Submitted to: Euphytica
Publication Type: Peer Reviewed Journal
Publication Acceptance Date: 7/16/1999
Publication Date: N/A
Interpretive Summary: The Russian wheat aphid (RWA), is the most serious pest of wheat grown in the western United States. Growing wheat with genetic resistance to RWA is the best way to produce a wheat crop without worrying about RWA damage. Developing wheat cultivars with resistance to RWA is a long, difficult process that could benefit from an understanding of the genetics, physiology, and biochemical basis of RWA resistance. We analyzed PI 140207 (a spring wheat germplasm line with excellent RWA resistance) to determine the inheritance of resistance, and identify proteins produced in response to RWA feeding that may be involved in the resistance reaction. To determine inheritance of resistance, we crossed PI 140207 with Pavon (a RWA-susceptible spring wheat cultivar) and analyzed their F1, F2, backcross, and F2-derived F3 families. Our results indicated that a single dominant gene controlled RWA resistance in PI 140207. We also looked at protein gels of leaf tissue before and after RWA attack in PI 140207 and Pavon. We found that a specific complex of 24 kilodalton proteins was dramatically reduced in the susceptible Pavon, yet persisted in the resistant PI 140207. The function of this protein complex in resistance is unknown, but our results provide evidence of cellular functions associated with RWA resistance that should be pursued further.

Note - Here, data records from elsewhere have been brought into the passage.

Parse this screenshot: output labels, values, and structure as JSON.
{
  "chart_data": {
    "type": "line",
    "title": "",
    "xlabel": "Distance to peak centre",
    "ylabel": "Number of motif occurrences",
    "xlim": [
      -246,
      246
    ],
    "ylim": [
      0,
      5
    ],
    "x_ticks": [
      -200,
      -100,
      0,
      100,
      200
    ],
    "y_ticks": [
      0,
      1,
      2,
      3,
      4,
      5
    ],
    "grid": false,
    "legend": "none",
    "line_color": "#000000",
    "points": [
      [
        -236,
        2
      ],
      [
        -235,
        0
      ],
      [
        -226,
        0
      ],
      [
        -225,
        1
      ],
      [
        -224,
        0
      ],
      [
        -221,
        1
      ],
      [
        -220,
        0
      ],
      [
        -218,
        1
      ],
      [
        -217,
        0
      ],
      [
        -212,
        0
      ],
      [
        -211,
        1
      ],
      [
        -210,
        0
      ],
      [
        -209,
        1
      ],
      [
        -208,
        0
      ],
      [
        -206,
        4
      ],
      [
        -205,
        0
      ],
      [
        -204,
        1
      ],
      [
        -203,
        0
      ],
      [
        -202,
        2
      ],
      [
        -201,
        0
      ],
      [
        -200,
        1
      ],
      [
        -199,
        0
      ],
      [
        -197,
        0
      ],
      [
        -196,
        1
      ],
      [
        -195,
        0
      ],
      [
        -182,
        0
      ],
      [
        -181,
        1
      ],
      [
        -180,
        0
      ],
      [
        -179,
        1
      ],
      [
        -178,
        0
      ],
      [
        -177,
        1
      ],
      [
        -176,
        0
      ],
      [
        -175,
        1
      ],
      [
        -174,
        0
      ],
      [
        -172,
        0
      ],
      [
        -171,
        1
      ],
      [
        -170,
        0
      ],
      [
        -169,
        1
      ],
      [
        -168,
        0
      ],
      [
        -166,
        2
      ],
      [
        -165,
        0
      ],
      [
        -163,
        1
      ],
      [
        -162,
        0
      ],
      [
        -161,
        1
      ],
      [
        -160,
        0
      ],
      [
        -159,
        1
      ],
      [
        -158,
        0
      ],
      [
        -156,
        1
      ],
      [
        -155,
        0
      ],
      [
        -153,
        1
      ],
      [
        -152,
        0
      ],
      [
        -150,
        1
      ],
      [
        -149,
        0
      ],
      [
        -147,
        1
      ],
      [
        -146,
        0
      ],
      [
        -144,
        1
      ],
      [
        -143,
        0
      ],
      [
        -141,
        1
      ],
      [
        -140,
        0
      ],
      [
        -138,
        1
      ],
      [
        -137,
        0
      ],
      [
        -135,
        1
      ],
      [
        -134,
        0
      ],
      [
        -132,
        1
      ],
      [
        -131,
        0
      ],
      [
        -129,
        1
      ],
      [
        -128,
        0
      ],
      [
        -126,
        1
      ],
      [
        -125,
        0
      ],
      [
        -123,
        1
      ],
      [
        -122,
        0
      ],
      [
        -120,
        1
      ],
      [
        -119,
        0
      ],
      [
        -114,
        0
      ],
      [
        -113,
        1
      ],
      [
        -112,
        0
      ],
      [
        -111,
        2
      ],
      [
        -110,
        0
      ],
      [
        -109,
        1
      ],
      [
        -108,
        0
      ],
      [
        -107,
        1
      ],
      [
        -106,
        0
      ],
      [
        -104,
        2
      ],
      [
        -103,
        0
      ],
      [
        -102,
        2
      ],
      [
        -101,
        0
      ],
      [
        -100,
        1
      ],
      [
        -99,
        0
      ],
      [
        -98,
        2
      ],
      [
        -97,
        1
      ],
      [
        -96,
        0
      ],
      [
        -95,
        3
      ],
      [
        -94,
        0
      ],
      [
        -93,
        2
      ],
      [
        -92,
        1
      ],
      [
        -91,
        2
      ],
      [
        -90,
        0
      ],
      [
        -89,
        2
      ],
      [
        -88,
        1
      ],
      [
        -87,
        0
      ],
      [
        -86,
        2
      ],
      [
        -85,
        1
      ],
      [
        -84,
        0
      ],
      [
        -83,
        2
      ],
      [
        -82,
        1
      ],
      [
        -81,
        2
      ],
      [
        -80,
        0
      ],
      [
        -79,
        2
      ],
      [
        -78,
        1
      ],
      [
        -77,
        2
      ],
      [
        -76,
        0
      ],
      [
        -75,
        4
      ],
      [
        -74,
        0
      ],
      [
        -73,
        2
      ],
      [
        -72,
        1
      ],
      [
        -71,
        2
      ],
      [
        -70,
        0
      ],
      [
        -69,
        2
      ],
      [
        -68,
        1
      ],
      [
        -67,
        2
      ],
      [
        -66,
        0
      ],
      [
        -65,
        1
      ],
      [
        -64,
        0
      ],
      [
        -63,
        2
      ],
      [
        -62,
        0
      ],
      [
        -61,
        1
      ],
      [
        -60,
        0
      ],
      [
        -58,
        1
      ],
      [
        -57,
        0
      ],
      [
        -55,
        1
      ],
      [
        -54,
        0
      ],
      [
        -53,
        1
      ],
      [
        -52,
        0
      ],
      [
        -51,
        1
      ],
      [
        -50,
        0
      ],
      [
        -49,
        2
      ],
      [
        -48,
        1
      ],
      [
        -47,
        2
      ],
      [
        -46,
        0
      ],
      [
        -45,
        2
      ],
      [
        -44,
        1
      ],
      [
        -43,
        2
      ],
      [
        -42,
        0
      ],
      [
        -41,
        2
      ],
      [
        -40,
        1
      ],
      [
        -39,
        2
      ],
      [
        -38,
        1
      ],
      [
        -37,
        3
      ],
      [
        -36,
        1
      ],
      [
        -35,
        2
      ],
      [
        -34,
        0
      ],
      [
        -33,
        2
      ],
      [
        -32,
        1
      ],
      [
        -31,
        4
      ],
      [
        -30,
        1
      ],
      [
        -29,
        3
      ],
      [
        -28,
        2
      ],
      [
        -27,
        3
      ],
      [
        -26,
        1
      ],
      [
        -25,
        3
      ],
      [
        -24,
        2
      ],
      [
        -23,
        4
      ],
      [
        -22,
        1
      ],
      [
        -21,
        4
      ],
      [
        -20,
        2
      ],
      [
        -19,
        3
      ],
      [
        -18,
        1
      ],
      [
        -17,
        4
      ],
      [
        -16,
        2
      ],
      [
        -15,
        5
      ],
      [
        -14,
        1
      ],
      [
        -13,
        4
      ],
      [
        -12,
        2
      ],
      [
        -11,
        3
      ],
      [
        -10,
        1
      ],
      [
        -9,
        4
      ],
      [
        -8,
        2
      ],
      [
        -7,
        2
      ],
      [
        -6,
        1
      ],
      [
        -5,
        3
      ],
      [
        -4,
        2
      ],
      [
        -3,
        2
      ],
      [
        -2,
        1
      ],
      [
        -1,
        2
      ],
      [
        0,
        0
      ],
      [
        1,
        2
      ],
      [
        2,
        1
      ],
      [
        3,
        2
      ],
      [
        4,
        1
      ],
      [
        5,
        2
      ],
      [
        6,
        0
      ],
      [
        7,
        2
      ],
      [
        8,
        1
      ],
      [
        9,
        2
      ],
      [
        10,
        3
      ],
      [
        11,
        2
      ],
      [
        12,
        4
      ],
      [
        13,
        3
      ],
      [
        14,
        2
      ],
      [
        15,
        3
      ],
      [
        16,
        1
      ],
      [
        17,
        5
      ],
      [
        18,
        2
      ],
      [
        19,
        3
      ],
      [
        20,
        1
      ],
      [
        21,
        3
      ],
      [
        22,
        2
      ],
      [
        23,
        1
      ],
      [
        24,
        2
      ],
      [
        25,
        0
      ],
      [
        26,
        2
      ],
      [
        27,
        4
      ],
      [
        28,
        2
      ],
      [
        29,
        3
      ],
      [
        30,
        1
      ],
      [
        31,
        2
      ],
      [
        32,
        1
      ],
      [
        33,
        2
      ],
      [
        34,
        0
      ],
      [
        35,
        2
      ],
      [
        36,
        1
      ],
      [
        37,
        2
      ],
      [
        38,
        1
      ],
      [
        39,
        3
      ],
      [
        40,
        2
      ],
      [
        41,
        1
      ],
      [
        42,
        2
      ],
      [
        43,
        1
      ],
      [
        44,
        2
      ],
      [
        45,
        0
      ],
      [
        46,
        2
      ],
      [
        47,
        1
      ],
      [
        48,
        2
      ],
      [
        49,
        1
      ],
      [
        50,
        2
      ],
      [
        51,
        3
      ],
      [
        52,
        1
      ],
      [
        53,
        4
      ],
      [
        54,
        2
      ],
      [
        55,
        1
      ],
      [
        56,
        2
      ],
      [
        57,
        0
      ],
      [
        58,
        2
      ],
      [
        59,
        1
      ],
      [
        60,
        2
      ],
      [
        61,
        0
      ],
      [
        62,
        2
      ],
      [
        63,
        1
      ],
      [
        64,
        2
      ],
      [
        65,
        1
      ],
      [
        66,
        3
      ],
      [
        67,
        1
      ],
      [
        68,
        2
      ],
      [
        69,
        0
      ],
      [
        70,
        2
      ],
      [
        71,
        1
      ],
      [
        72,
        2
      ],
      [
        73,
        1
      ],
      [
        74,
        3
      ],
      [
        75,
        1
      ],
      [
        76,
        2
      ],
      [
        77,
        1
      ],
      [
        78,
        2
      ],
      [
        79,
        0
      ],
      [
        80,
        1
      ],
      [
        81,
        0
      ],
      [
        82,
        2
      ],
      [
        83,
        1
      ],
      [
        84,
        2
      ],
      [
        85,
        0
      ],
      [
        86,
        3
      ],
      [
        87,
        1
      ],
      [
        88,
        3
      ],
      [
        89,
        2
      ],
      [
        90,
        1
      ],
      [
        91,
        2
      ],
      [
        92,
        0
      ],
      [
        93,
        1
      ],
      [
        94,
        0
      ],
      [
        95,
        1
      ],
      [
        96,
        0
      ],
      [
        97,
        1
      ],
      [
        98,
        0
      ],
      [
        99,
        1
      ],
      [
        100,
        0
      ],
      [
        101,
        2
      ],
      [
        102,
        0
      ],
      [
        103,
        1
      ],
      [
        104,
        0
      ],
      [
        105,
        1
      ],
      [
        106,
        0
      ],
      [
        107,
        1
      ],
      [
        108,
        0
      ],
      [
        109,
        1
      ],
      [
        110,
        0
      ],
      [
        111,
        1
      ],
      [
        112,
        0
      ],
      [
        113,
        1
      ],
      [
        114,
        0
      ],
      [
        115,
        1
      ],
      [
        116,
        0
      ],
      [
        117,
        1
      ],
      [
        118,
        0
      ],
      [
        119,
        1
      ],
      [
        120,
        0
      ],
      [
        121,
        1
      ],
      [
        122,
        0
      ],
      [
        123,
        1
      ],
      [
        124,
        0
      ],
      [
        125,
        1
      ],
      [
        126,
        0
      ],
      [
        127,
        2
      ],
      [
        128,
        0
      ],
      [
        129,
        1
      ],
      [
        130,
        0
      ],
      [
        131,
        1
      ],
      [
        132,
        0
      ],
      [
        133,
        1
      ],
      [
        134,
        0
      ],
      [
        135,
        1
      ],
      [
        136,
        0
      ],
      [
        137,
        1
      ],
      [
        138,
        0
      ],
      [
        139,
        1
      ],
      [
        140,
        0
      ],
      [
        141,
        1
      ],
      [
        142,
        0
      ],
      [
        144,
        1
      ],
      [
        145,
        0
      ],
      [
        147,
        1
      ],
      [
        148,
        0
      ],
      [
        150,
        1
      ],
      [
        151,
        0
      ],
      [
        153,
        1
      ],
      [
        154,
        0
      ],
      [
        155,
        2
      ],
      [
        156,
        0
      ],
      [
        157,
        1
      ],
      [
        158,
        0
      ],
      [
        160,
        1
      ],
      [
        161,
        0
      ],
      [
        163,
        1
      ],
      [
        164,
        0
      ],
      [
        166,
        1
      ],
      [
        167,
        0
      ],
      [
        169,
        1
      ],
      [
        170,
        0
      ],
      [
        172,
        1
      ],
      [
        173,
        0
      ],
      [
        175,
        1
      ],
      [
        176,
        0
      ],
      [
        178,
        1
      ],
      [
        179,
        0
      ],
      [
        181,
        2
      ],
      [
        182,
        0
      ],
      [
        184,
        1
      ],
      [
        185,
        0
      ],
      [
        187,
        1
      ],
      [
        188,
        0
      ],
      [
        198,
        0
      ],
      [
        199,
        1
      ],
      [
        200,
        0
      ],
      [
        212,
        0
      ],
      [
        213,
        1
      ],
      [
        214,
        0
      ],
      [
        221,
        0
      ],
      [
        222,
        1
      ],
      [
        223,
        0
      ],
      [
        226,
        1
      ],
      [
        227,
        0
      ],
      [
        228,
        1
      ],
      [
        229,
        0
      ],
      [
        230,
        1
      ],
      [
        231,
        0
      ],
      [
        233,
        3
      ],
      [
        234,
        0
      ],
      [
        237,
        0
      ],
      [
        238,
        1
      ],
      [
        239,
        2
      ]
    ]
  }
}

Technical Abstract: The Russian wheat aphid (RWA), Diuraphis noxia (Mordvilko), has become a perennial, serious pest of wheat (Triticum aestivum L.) in the western United States. Current methodologies used to enhance RWA resistance in wheat germplasm could benefit from an understanding of the physiological mechanisms underlying resistance to RWA. This study was initiated to determine the inheritance of RWA resistance in PI 140207 (a RWA-resistant spring wheat) and identify specific polypeptides induced by RWA feeding that may be associated with RWA resistance. Crosses were made between PI 140207 and 'Pavon' (a RWA-susceptible spring wheat). Genetic analysis was performed on the parents, F1, F2, backcross (BC) population, and F2-derived F3 families. Analysis of segregation patterns of plants in the F1, F2, and BC populations, as well as F2-derived F3 families indicated single dominant gene control of RWA resistance in PI 140207. The effects of RWA feeding on PI 140207 and Pavon were examined by visualizing silver-stained denatured leaf proteins separated by two-dimensional polyacrylamide gel electrophoresis. Comparisons of protein profiles of noninfested and RWA-infested Pavon and PI 140207 revealed a 24 kilodalton protein complex selectively inhibited in Pavon that persisted in PI 140207 during RWA attack. No other significant qualitative or quantitative differences were detected in RWA-induced alterations of protein profiles.